Wednesday, September 03, 2014

Gov. Thomas Gage’s Very Bad Month

Yesterday I broke the news that I’ll be speaking about “The Near-Total Breakdown of Royal Rule in Massachusetts, September 1774” at Worcester’s celebration this Sunday of pre-Revolutionary events in that town.

How bad was that breakdown? At the start of the month, Gen. Thomas Gage had just returned to Boston from Salem, where the government in London had told him to summon the Massachusetts General Court, one of the measures to punish Boston for the Tea Party.

While Gage was there, both the Massachusetts legislature and the local town meeting had defied him. But on 1 September his soldiers took control of the provincial gunpowder and two cannon assigned to the Middlesex County militia. Gage was feeling confident enough that day to issue a call for new legislative elections.

And then things went to hell. By 25 September, Gage was sending this alarm to the Secretary of War, the Viscount Barrington:
I write to your Lordship by a private Ship fearing the Post to New York which must convey my Letters from hence for the Packet not quite safe, tho’ it has not yet been stopped; but People have been so questioned, and impeded on the Road, there is no knowing how soon the Post may be examined, for there seems no Respect for any Thing.

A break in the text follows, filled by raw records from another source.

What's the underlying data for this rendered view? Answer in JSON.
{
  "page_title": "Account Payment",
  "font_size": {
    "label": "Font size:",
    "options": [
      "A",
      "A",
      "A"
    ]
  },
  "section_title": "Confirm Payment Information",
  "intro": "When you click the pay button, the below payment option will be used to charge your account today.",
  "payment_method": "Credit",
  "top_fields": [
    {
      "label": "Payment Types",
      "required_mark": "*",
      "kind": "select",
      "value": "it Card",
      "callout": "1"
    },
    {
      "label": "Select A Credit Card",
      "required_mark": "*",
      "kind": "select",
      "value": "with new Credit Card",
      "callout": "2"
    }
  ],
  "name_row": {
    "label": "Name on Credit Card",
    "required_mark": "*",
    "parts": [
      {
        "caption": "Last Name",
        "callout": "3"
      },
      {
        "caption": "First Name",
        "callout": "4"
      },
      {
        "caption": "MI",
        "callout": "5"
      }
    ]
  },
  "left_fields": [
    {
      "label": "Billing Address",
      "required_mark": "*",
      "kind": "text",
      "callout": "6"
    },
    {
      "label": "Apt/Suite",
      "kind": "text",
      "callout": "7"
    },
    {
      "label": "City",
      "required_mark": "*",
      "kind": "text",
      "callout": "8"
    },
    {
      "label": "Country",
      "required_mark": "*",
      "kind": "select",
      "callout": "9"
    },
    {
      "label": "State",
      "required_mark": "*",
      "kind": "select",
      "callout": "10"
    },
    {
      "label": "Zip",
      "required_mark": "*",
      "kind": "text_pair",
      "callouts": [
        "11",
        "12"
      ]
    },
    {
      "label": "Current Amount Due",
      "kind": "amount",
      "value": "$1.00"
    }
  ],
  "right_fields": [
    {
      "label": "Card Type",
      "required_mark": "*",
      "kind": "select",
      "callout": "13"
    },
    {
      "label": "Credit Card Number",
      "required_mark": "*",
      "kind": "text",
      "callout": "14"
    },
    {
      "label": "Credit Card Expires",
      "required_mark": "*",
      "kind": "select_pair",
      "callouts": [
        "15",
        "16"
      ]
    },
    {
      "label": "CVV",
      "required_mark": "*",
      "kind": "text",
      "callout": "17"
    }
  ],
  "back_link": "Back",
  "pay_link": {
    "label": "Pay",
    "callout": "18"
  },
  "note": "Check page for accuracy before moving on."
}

Affairs here are worse that even in the Time of the Stamp-Act, I don’t mean in Boston, for throughout the Country. The New England Provinces, except part of New Hampshire, are I may say in Arms, and the Question is now not whether you shall quell Disturbances in Boston, but whether those Provinces shall be conquered, and I find it is the General Resolution of all the Continent to support the Massachusett’s Bay in their Opposition to the late Acts.

From Appearances no People are more determined for a Civil War, the whole Country from hence to New York armed, training and providing Military Stores. 
At that point, it was clear, Gage could exercise royal authority, including enforcing Parliament’s new Coercive Acts, no farther west than the gates of Boston.